Similar results regarding cardiac death were obtained in the OB population, with a significantly higher survival rate (P= .041) in the BNZ group than in the UT group with a relative risk of 0.13 (Fig 2, Table 4). Median survival could not be calculated for that analysis because only 1 dog died from heart disease in the BNZ group. Unlike the OB population, no statistical difference regarding cardiac death was observed between the BNZ and UT groups for the whole population (P= .1), with a relative risk of 0.41. For cardiac death in the CKC-KC population, there was no difference between the BNZ and UT groups (P= .93).

Figure 2.

 Cardiac death. Kaplan-Meier survival curves of dogs treated with benazepril (solid line) or untreated (dotted line) after the initial diagnosis of ISACHC class Ia mitral valve disease and moderate-to-severe mitral regurgitation in the whole study population (A, n = 141), in the OB population (B, n = 93), and in the CKC-KC population (C, n = 48). CKC-KC population, population including Cavalier King Charles and King Charles Spaniels only; OB population, population including dogs from breeds other than Cavalier King Charles and King Charles Spaniels. P values calculated by log rank test. NS, not significant.

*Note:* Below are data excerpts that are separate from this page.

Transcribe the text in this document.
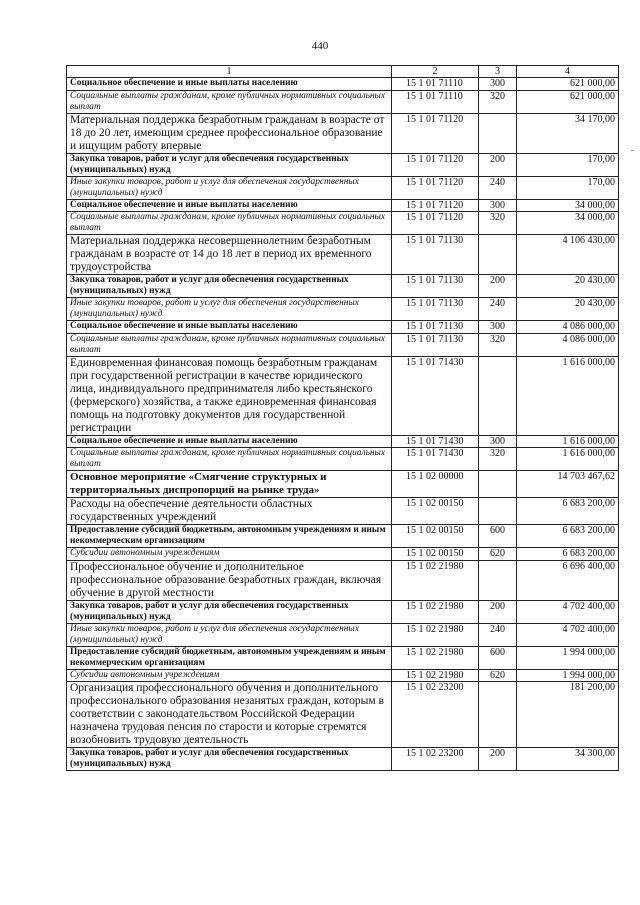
440
1	2	3	4
Социальное обеспечение и иные выплаты населению	15 1 01 71110	300	621 000,00
Социальные выплаты гражданам, кроме публичных нормативных социальных выплат	15 1 01 71110	320	621 000,00
Материальная поддержка безработным гражданам в возрасте от 18 до 20 лет, имеющим среднее профессиональное образование и ищущим работу впервые	15 1 01 71120		34 170,00
Закупка товаров, работ и услуг для обеспечения государственных (муниципальных) нужд	15 1 01 71120	200	170,00
Иные закупки товаров, работ и услуг для обеспечения государственных (муниципальных) нужд	15 1 01 71120	240	170,00
Социальное обеспечение и иные выплаты населению	15 1 01 71120	300	34 000,00
Социальные выплаты гражданам, кроме публичных нормативных социальных выплат	15 1 01 71120	320	34 000,00
Материальная поддержка несовершеннолетним безработным гражданам в возрасте от 14 до 18 лет в период их временного трудоустройства	15 1 01 71130		4 106 430,00
Закупка товаров, работ и услуг для обеспечения государственных (муниципальных) нужд	15 1 01 71130	200	20 430,00
Иные закупки товаров, работ и услуг для обеспечения государственных (муниципальных) нужд	15 1 01 71130	240	20 430,00
Социальное обеспечение и иные выплаты населению	15 1 01 71130	300	4 086 000,00
Социальные выплаты гражданам, кроме публичных нормативных социальных выплат	15 1 01 71130	320	4 086 000,00
Единовременная финансовая помощь безработным гражданам при государственной регистрации в качестве юридического лица, индивидуального предпринимателя либо крестьянского (фермерского) хозяйства, а также единовременная финансовая помощь на подготовку документов для государственной регистрации	15 1 01 71430		1 616 000,00
Социальное обеспечение и иные выплаты населению	15 1 01 71430	300	1 616 000,00
Социальные выплаты гражданам, кроме публичных нормативных социальных выплат	15 1 01 71430	320	1 616 000,00
Основное мероприятие «Смягчение структурных и территориальных диспропорций на рынке труда»	15 1 02 00000		14 703 467,62
Расходы на обеспечение деятельности областных государственных учреждений	15 1 02 00150		6 683 200,00
Предоставление субсидий бюджетным, автономным учреждениям и иным некоммерческим организациям	15 1 02 00150	600	6 683 200,00
Субсидии автономным учреждениям	15 1 02 00150	620	6 683 200,00
Профессиональное обучение и дополнительное профессиональное образование безработных граждан, включая обучение в другой местности	15 1 02 21980		6 696 400,00
Закупка товаров, работ и услуг для обеспечения государственных (муниципальных) нужд	15 1 02 21980	200	4 702 400,00
Иные закупки товаров, работ и услуг для обеспечения государственных (муниципальных) нужд	15 1 02 21980	240	4 702 400,00
Предоставление субсидий бюджетным, автономным учреждениям и иным некоммерческим организациям	15 1 02 21980	600	1 994 000,00
Субсидии автономным учреждениям	15 1 02 21980	620	1 994 000,00
Организация профессионального обучения и дополнительного профессионального образования незанятых граждан, которым в соответствии с законодательством Российской Федерации назначена трудовая пенсия по старости и которые стремятся возобновить трудовую деятельность	15 1 02 23200		181 200,00
Закупка товаров, работ и услуг для обеспечения государственных (муниципальных) нужд	15 1 02 23200	200	34 300,00
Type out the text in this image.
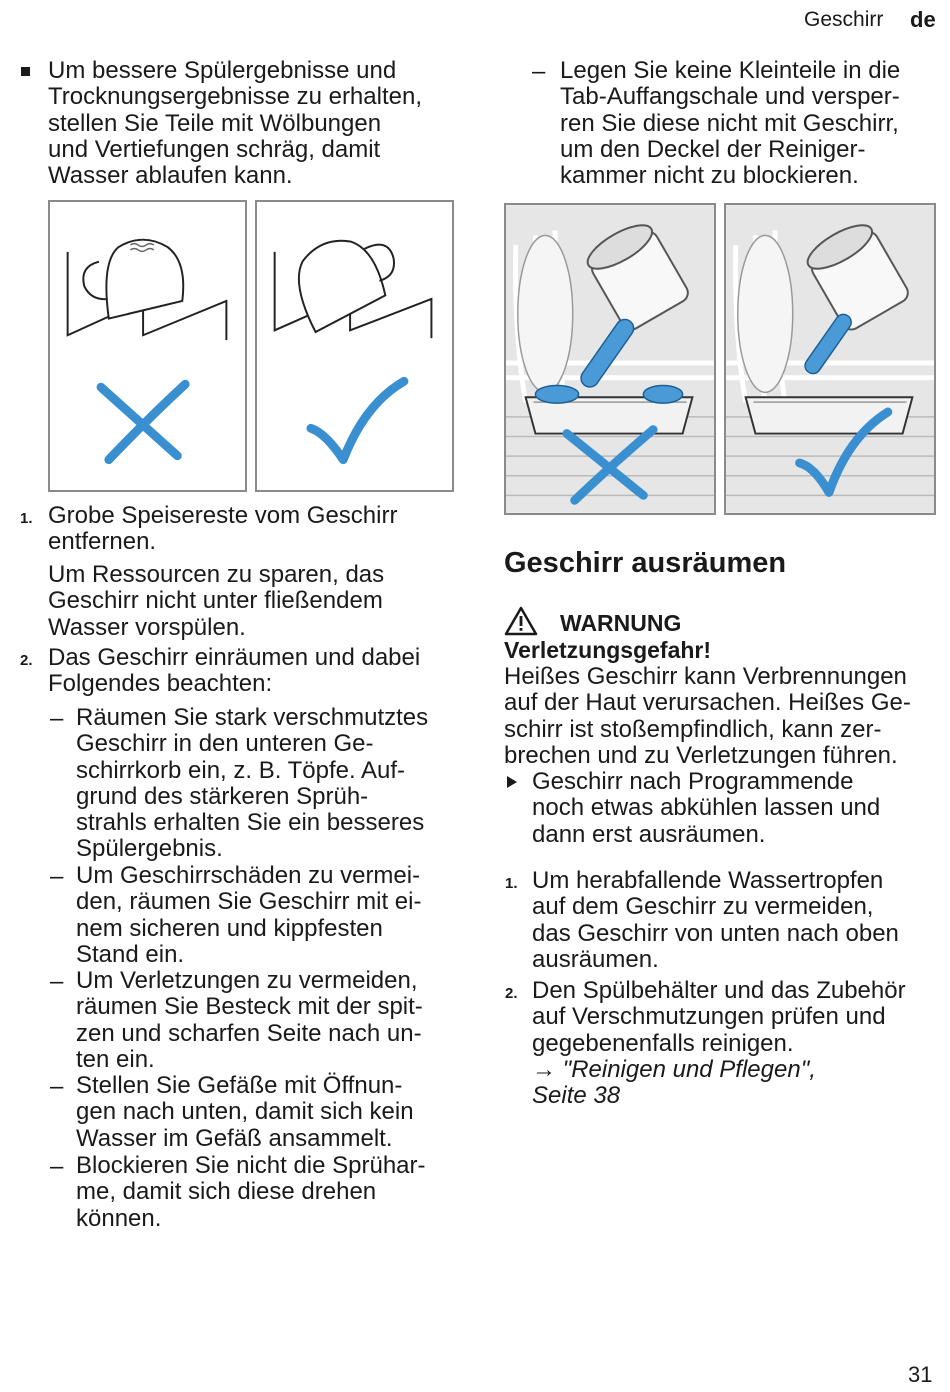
Geschirr de
Um bessere Spülergebnisse und
Trocknungsergebnisse zu erhalten,
stellen Sie Teile mit Wölbungen
und Vertiefungen schräg, damit
Wasser ablaufen kann.
1. Grobe Speisereste vom Geschirr
entfernen.
Um Ressourcen zu sparen, das
Geschirr nicht unter fließendem
Wasser vorspülen.
2. Das Geschirr einräumen und dabei
Folgendes beachten:
– Räumen Sie stark verschmutztes
Geschirr in den unteren Ge-
schirrkorb ein, z. B. Töpfe. Auf-
grund des stärkeren Sprüh-
strahls erhalten Sie ein besseres
Spülergebnis.
– Um Geschirrschäden zu vermei-
den, räumen Sie Geschirr mit ei-
nem sicheren und kippfesten
Stand ein.
– Um Verletzungen zu vermeiden,
räumen Sie Besteck mit der spit-
zen und scharfen Seite nach un-
ten ein.
– Stellen Sie Gefäße mit Öffnun-
gen nach unten, damit sich kein
Wasser im Gefäß ansammelt.
– Blockieren Sie nicht die Sprühar-
me, damit sich diese drehen
können.
– Legen Sie keine Kleinteile in die
Tab-Auffangschale und versper-
ren Sie diese nicht mit Geschirr,
um den Deckel der Reiniger-
kammer nicht zu blockieren.
Geschirr ausräumen
WARNUNG
Verletzungsgefahr!
Heißes Geschirr kann Verbrennungen
auf der Haut verursachen. Heißes Ge-
schirr ist stoßempfindlich, kann zer-
brechen und zu Verletzungen führen.
Geschirr nach Programmende
noch etwas abkühlen lassen und
dann erst ausräumen.
1. Um herabfallende Wassertropfen
auf dem Geschirr zu vermeiden,
das Geschirr von unten nach oben
ausräumen.
2. Den Spülbehälter und das Zubehör
auf Verschmutzungen prüfen und
gegebenenfalls reinigen.
→ "Reinigen und Pflegen",
Seite 38
31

Of the 141 dogs, all of which were asymptomatic at Day 0, 24 (17%) developed CHF during the study period and 11 of these (45.8%) were still alive at the end of the study period.

No differences in the time to onset of CHF were found between the BNZ and UT groups in the whole study population or in the OB and CKC populations. Because the number of cases developing CHF was relatively low (n = 24), we considered the end-point “cardiac event,” which takes into account the time to onset of CHF or cardiac death if the latter was not preceded by CHF (ie, sudden death). Cardiac events were therefore 24 CHF and 5 sudden deaths. No significant difference in the time to cardiac events was found between BNZ and UT groups in the whole population (P= .19), with a relative risk of 0.61 (Fig 3A, Table 4). Conversely, in the OB population, the time to cardiac event was significantly longer (P= .047) in the BNZ group than in the UT group, with a relative risk of 0.28 (Fig 3B, Table 4). At Day 0 + 1.5 years (Fig 3), 100% of dogs from the BNZ group were still alive and asymptomatic (ISACHC I), whereas 25% of the untreated dogs had undergone at least 1 cardiac event by this time. There were no differences (P= .86) in time to cardiac event between the BNZ and UT groups in the CKC-KC population (Fig 3C, Table 4).

Figure 3.

 Time to cardiac events (cardiac death and congestive heart failure). Kaplan-Meier curves of dogs treated with benazepril (solid line) or untreated (dotted line) after the initial diagnosis of ISACHC class Ia mitral valve disease and moderate-to-severe mitral regurgitation, in the whole study population (A, n = 141), in the OB population (B, n = 93), and in the CKC-KC population (C, n = 48). CKC-KC population, population including Cavalier King Charles and King Charles Spaniels only; OB population, population including dogs from breeds other than Cavalier King Charles and King Charles Spaniels. P values calculated by log rank test. NS, not significant.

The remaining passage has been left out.